As the light caught his eye Molly’s brunette bob and freckled face flashed in his mind.

“I’m on the run, as you noticed,” he laughed lamely. He moved forward disconnecting his elbow from her hand with little to no finesse at all.

Laughing in return as she kept step alongside him, “I‘ll just walk with you then.”

“Weren’t you headed in the other direction?”

“Like you said, I’m new around here, so I have an excuse for going in the wrong direction. I could really use a cup of tea. My name’s Grace by the way.”

“Well, Grace, I’m Mitch.”

***



Molly stared out the kitchen window at Mitch lighting the grill. She washed and slowly dried her hands, a light breeze gently stirring the curtains. Her mouth pursed, wrinkles formed between her eyes as she lost herself in thought. Mitch had been acting so different lately. Not like himself at all.

They had known each other since grammar school. What Molly had always loved about Mitch was his steadiness, his dependability. Lately he had been scattered, unreliable, unavailable; just recently she and Mrs. Johnson had to wait outside the Public Library for 45 minutes. He said he’d forgotten; how odd.

The hours he’d been keeping lately were very sporadic. She used to be able to set her watch by his comings and goings, but now?

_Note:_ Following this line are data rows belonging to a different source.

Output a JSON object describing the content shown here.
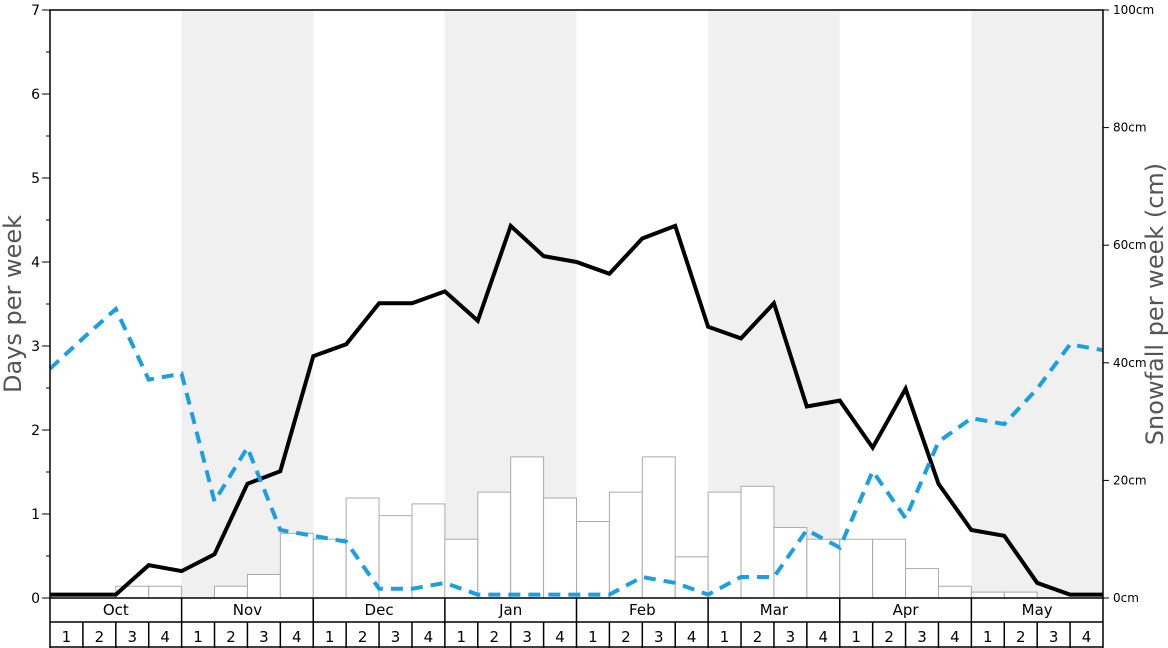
{
  "chart_data": {
    "type": "bar",
    "ylabel_left": "Days per week",
    "ylabel_right": "Snowfall per week (cm)",
    "ylim_left": [
      0,
      7
    ],
    "ylim_right": [
      0,
      100
    ],
    "yticks_left": [
      "0",
      "1",
      "2",
      "3",
      "4",
      "5",
      "6",
      "7"
    ],
    "yticks_right": [
      "0cm",
      "20cm",
      "40cm",
      "60cm",
      "80cm",
      "100cm"
    ],
    "months": [
      "Oct",
      "Nov",
      "Dec",
      "Jan",
      "Feb",
      "Mar",
      "Apr",
      "May"
    ],
    "week_labels": [
      "1",
      "2",
      "3",
      "4"
    ],
    "shaded_months": [
      "Nov",
      "Jan",
      "Mar",
      "May"
    ],
    "colors": {
      "days_line": "#000000",
      "snow_line": "#1a9fe0",
      "bar_fill": "#ffffff",
      "bar_stroke": "#aaaaaa",
      "shade": "#f0f0f0"
    },
    "series": [
      {
        "type": "bar",
        "axis": "right",
        "values": [
          0,
          0,
          2,
          2,
          0,
          2,
          4,
          11,
          10,
          17,
          14,
          16,
          10,
          18,
          24,
          17,
          13,
          18,
          24,
          7,
          18,
          19,
          12,
          10,
          10,
          10,
          5,
          2,
          1,
          1,
          0,
          0
        ]
      },
      {
        "type": "line",
        "axis": "left",
        "style": "solid",
        "values": [
          0.04,
          0.04,
          0.04,
          0.39,
          0.32,
          0.52,
          1.36,
          1.51,
          2.88,
          3.02,
          3.51,
          3.51,
          3.65,
          3.3,
          4.43,
          4.07,
          4.0,
          3.86,
          4.28,
          4.43,
          3.23,
          3.09,
          3.51,
          2.28,
          2.35,
          1.79,
          2.49,
          1.36,
          0.81,
          0.74,
          0.18,
          0.04,
          0.04
        ]
      },
      {
        "type": "line",
        "axis": "left",
        "style": "dashed",
        "values": [
          2.73,
          3.09,
          3.44,
          2.6,
          2.67,
          1.15,
          1.79,
          0.81,
          0.74,
          0.67,
          0.11,
          0.11,
          0.18,
          0.04,
          0.04,
          0.04,
          0.04,
          0.04,
          0.25,
          0.18,
          0.04,
          0.25,
          0.25,
          0.81,
          0.6,
          1.51,
          0.95,
          1.86,
          2.14,
          2.07,
          2.49,
          3.02,
          2.95
        ]
      }
    ]
  }
}
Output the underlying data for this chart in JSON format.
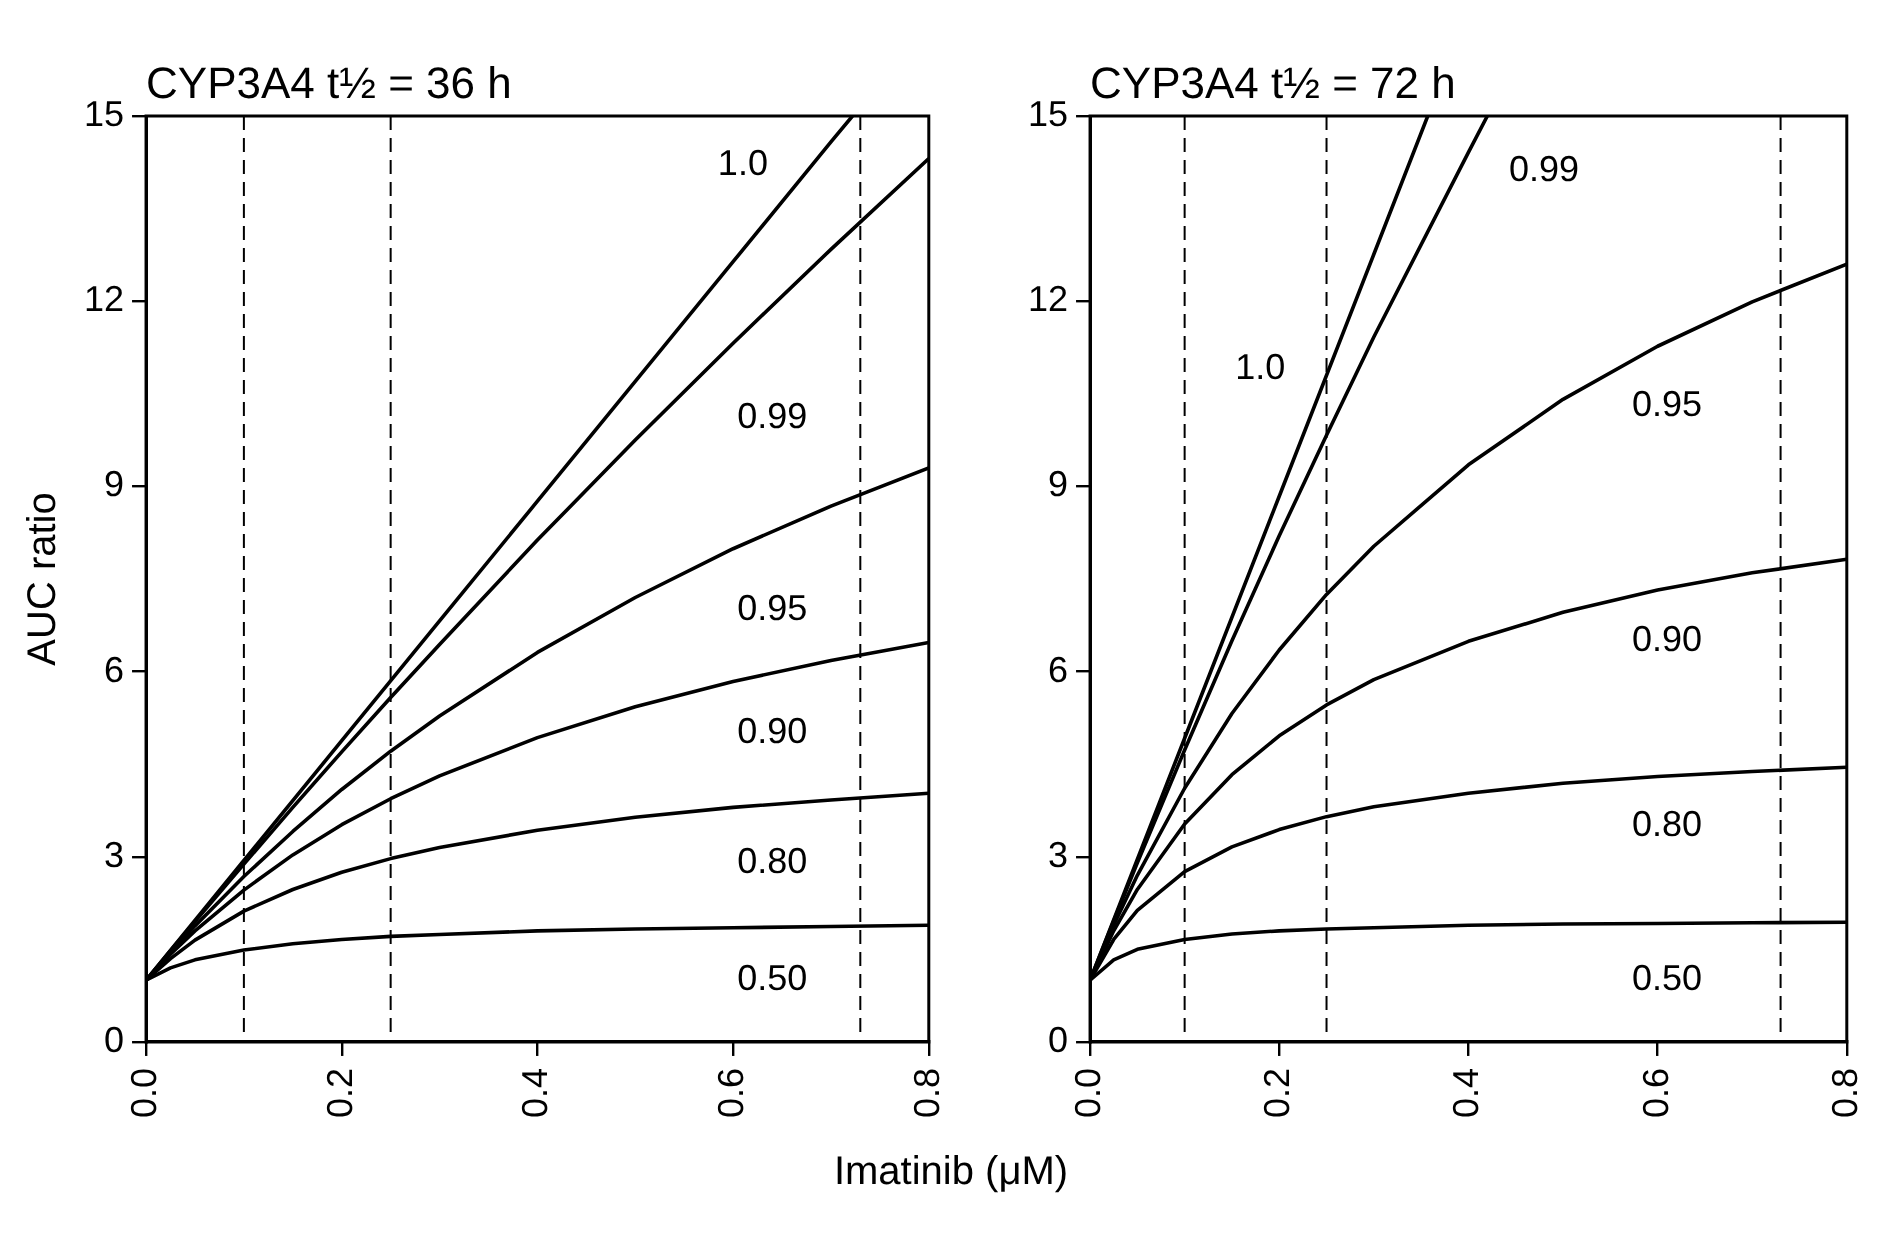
{
  "chart_data": [
    {
      "type": "line",
      "title": "CYP3A4 t½ = 36 h",
      "xlabel": "Imatinib (μM)",
      "ylabel": "AUC ratio",
      "xlim": [
        0,
        0.8
      ],
      "ylim": [
        0,
        15
      ],
      "xticks": [
        {
          "value": 0,
          "label": "0.0"
        },
        0.2,
        0.4,
        0.6,
        0.8
      ],
      "yticks": [
        0,
        3,
        6,
        9,
        12,
        15
      ],
      "grid": false,
      "legend": false,
      "marker": "none",
      "line_style": "solid",
      "x": [
        0,
        0.025,
        0.05,
        0.1,
        0.15,
        0.2,
        0.25,
        0.3,
        0.4,
        0.5,
        0.6,
        0.7,
        0.8
      ],
      "series": [
        {
          "name": "1.0",
          "color": "#000000",
          "x": [
            0,
            0.1,
            0.2,
            0.3,
            0.4,
            0.5,
            0.6,
            0.7,
            0.722
          ],
          "values": [
            1,
            2.94,
            4.88,
            6.82,
            8.76,
            10.7,
            12.64,
            14.58,
            15
          ]
        },
        {
          "name": "0.99",
          "color": "#000000",
          "values": [
            1,
            1.48,
            1.95,
            2.88,
            3.8,
            4.7,
            5.58,
            6.44,
            8.13,
            9.75,
            11.32,
            12.84,
            14.31
          ]
        },
        {
          "name": "0.95",
          "color": "#000000",
          "values": [
            1,
            1.45,
            1.88,
            2.68,
            3.41,
            4.09,
            4.71,
            5.28,
            6.31,
            7.2,
            7.99,
            8.68,
            9.3
          ]
        },
        {
          "name": "0.90",
          "color": "#000000",
          "values": [
            1,
            1.42,
            1.8,
            2.46,
            3.03,
            3.52,
            3.94,
            4.31,
            4.93,
            5.43,
            5.84,
            6.18,
            6.47
          ]
        },
        {
          "name": "0.80",
          "color": "#000000",
          "values": [
            1,
            1.35,
            1.65,
            2.12,
            2.47,
            2.75,
            2.97,
            3.15,
            3.43,
            3.64,
            3.8,
            3.92,
            4.03
          ]
        },
        {
          "name": "0.50",
          "color": "#000000",
          "values": [
            1,
            1.2,
            1.33,
            1.49,
            1.59,
            1.66,
            1.71,
            1.74,
            1.8,
            1.83,
            1.85,
            1.87,
            1.89
          ]
        }
      ],
      "ref_lines": [
        {
          "axis": "x",
          "value": 0.1,
          "color": "#000000",
          "line_style": "dashed"
        },
        {
          "axis": "x",
          "value": 0.25,
          "color": "#000000",
          "line_style": "dashed"
        },
        {
          "axis": "x",
          "value": 0.73,
          "color": "#000000",
          "line_style": "dashed"
        }
      ]
    },
    {
      "type": "line",
      "title": "CYP3A4 t½ = 72 h",
      "xlim": [
        0,
        0.8
      ],
      "ylim": [
        0,
        15
      ],
      "xticks": [
        {
          "value": 0,
          "label": "0.0"
        },
        0.2,
        0.4,
        0.6,
        0.8
      ],
      "yticks": [
        0,
        3,
        6,
        9,
        12,
        15
      ],
      "grid": false,
      "legend": false,
      "marker": "none",
      "line_style": "solid",
      "x": [
        0,
        0.025,
        0.05,
        0.1,
        0.15,
        0.2,
        0.25,
        0.3,
        0.4,
        0.5,
        0.6,
        0.7,
        0.8
      ],
      "series": [
        {
          "name": "1.0",
          "color": "#000000",
          "x": [
            0,
            0.1,
            0.2,
            0.3,
            0.357
          ],
          "values": [
            1,
            4.92,
            8.84,
            12.76,
            15
          ]
        },
        {
          "name": "0.99",
          "color": "#000000",
          "x": [
            0,
            0.025,
            0.05,
            0.1,
            0.15,
            0.2,
            0.25,
            0.3,
            0.4,
            0.42
          ],
          "values": [
            1,
            1.96,
            2.9,
            4.73,
            6.5,
            8.2,
            9.83,
            11.42,
            14.41,
            15
          ]
        },
        {
          "name": "0.95",
          "color": "#000000",
          "values": [
            1,
            1.89,
            2.7,
            4.11,
            5.32,
            6.35,
            7.25,
            8.03,
            9.35,
            10.41,
            11.27,
            11.99,
            12.6
          ]
        },
        {
          "name": "0.90",
          "color": "#000000",
          "values": [
            1,
            1.8,
            2.47,
            3.53,
            4.33,
            4.96,
            5.46,
            5.87,
            6.49,
            6.96,
            7.32,
            7.6,
            7.82
          ]
        },
        {
          "name": "0.80",
          "color": "#000000",
          "values": [
            1,
            1.66,
            2.13,
            2.76,
            3.16,
            3.44,
            3.65,
            3.81,
            4.03,
            4.19,
            4.3,
            4.38,
            4.45
          ]
        },
        {
          "name": "0.50",
          "color": "#000000",
          "values": [
            1,
            1.33,
            1.5,
            1.66,
            1.75,
            1.8,
            1.83,
            1.85,
            1.89,
            1.91,
            1.92,
            1.93,
            1.94
          ]
        }
      ],
      "ref_lines": [
        {
          "axis": "x",
          "value": 0.1,
          "color": "#000000",
          "line_style": "dashed"
        },
        {
          "axis": "x",
          "value": 0.25,
          "color": "#000000",
          "line_style": "dashed"
        },
        {
          "axis": "x",
          "value": 0.73,
          "color": "#000000",
          "line_style": "dashed"
        }
      ]
    }
  ]
}
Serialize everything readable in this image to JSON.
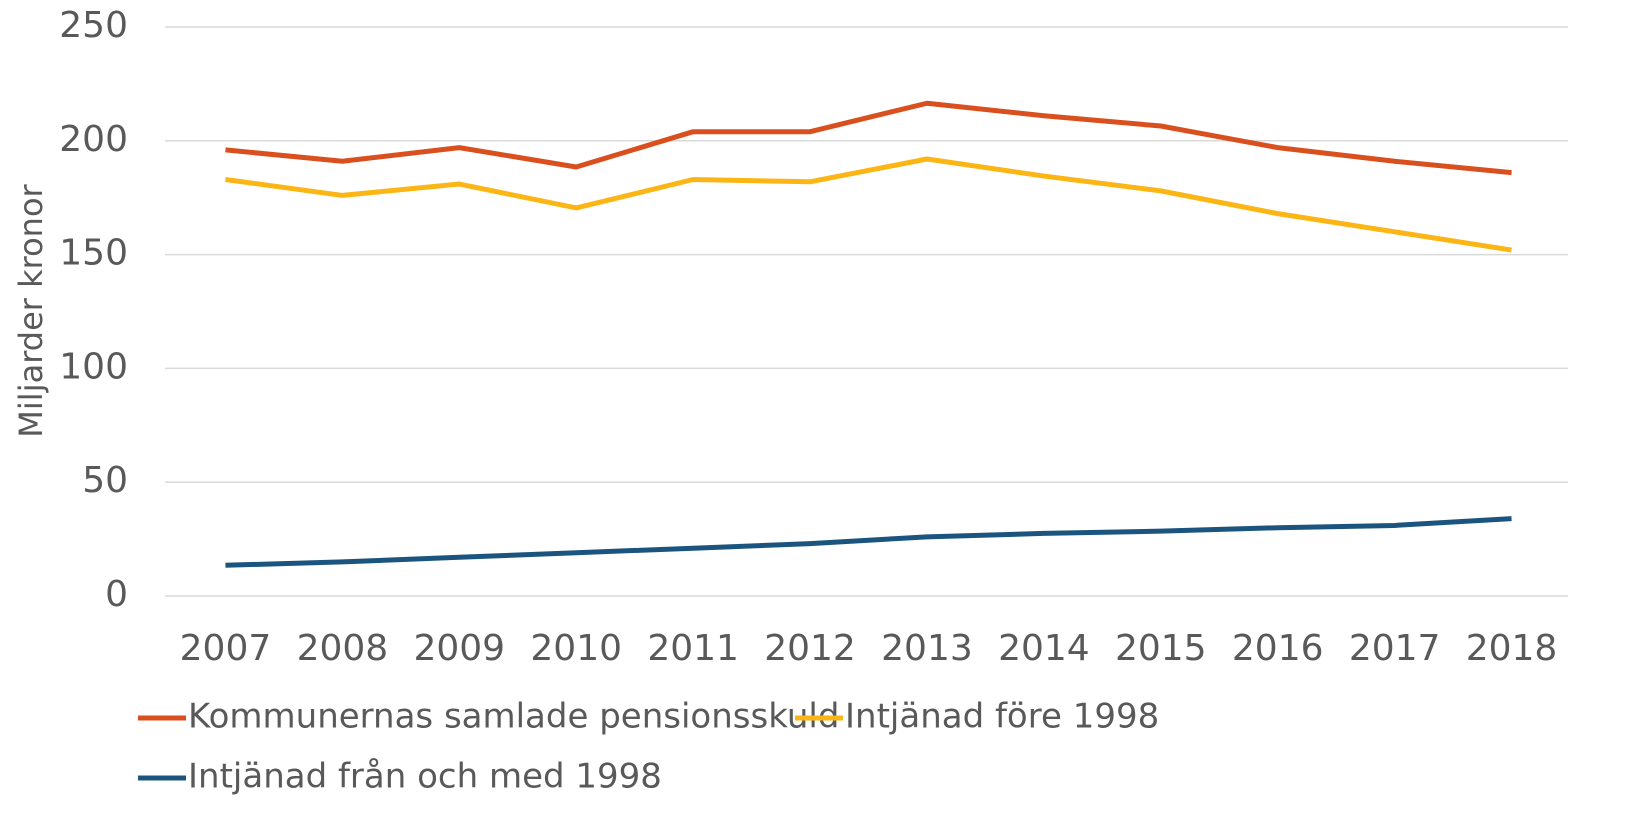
{
  "chart_data": {
    "type": "line",
    "y_label": "Miljarder kronor",
    "categories": [
      "2007",
      "2008",
      "2009",
      "2010",
      "2011",
      "2012",
      "2013",
      "2014",
      "2015",
      "2016",
      "2017",
      "2018"
    ],
    "series": [
      {
        "name": "Kommunernas samlade pensionsskuld",
        "color": "#d9501e",
        "values": [
          196,
          191,
          197,
          188.5,
          204,
          204,
          216.5,
          211,
          206.5,
          197,
          191,
          186
        ]
      },
      {
        "name": "Intjänad före 1998",
        "color": "#fbb616",
        "values": [
          183,
          176,
          181,
          170.5,
          183,
          182,
          192,
          184.5,
          178,
          168,
          160,
          152
        ]
      },
      {
        "name": "Intjänad från och med 1998",
        "color": "#1b557f",
        "values": [
          13.5,
          15,
          17,
          19,
          21,
          23,
          26,
          27.5,
          28.5,
          30,
          31,
          34
        ]
      }
    ],
    "ylim": [
      0,
      250
    ],
    "yticks": [
      0,
      50,
      100,
      150,
      200,
      250
    ],
    "grid": true,
    "legend": "bottom"
  }
}
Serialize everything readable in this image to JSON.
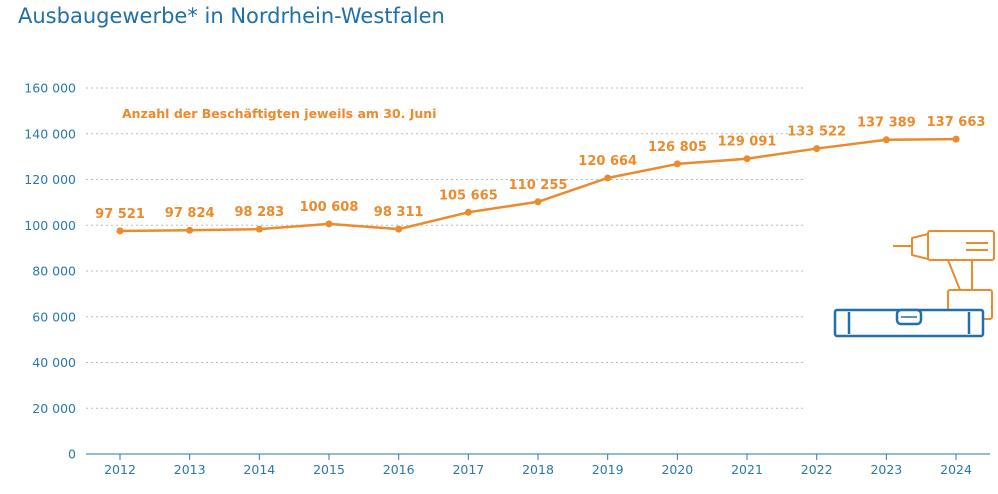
{
  "chart_data": {
    "type": "line",
    "title": "Ausbaugewerbe* in Nordrhein-Westfalen",
    "subtitle": "Anzahl der Beschäftigten jeweils am 30. Juni",
    "x": [
      "2012",
      "2013",
      "2014",
      "2015",
      "2016",
      "2017",
      "2018",
      "2019",
      "2020",
      "2021",
      "2022",
      "2023",
      "2024"
    ],
    "series": [
      {
        "values": [
          97521,
          97824,
          98283,
          100608,
          98311,
          105665,
          110255,
          120664,
          126805,
          129091,
          133522,
          137389,
          137663
        ],
        "labels": [
          "97 521",
          "97 824",
          "98 283",
          "100 608",
          "98 311",
          "105 665",
          "110 255",
          "120 664",
          "126 805",
          "129 091",
          "133 522",
          "137 389",
          "137 663"
        ]
      }
    ],
    "ylim": [
      0,
      160000
    ],
    "yticks": [
      "0",
      "20 000",
      "40 000",
      "60 000",
      "80 000",
      "100 000",
      "120 000",
      "140 000",
      "160 000"
    ],
    "grid": true,
    "colors": {
      "line": "#ec8a2c",
      "axis_text": "#2a78b0",
      "title": "#1f6fa8",
      "grid": "#bbbbbb"
    }
  },
  "decoration": {
    "icons": [
      "power-drill-icon",
      "spirit-level-icon"
    ]
  }
}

True, he had gotten much busier at work since he’d taken on a new client, the Aspinwalls. Mitch had complained several times that whenever he completed an architectural draft as requested they came back with numerous changes.

Molly sighed. Blowing a wisp of brown hair from her face she turned from the sink to the butcher block. Picking up the knife she absentmindedly began chopping cabbage. The Rhineharts would arrive soon for their afternoon picnic.

She was glad Sally and Charlie would be joining them. The Rhineharts and the Wildes had been close for years now. Charlie, Mitch and Grace had all grown up together. There had been an uncomfortable time for a bit in high school; a love triangle thing, kinda. It had been complicated and confusing, until Grace remembered what she’d always known; she would marry Mitch. He had kissed her in kindergarten under the big oak tree and told her it would be so. Looking into his blue eyes, calm as the sky on a hot August day, she never doubted him.

Charlie had gone on to attend agricultural college in the Midwest. Mitch had headed to the city to obtain his design degree. He had always loved to imagine, to draw, to build. A career as an architect had seemed as inevitable for him, as farming was for Charlie.

For as long as they all could remember Charlie had dug in the earth, driven tractors, milked the cows, baled hay. His family had been farming for generations; it was a lifestyle Charlie embraced.

While they were growing up, Westchester County folk were slowly and steadily creeping toward their quiet country town.

As if overnight old dairy barns were torn down. Large swaths of pasture were cordoned off into postage stamp sized lots; the same little house in different colors grew up as if replacing the cows.

Charlie had always wanted to save the working farms, and each time another family folded under the pressure and cashed in their land, their inheritance, well it was so sad.

At least when that did happen Mitch spun them into what they all jokingly referred to as “new fangled old homes”; he tried to cultivate clients who at least loved the idea of a farm.

Molly worked steadily in the kitchen moving from sink to refrigerator to the counter, chopping vegetables, molding hamburger patties, folding mayonnaise into the potato salad. Stopping at the sink she gazed out at her husband sullenly drinking a beer at the picnic table staring into the flames from the grill.

“Patience, patience; I need to just wait. He’ll tell me what’s going on when he ready. Just wait, just wait, just wait.”

She’d been repeating this over and over in her head for weeks, a silent prayer, a daily mantra, reminding herself of the faith she had in her husband.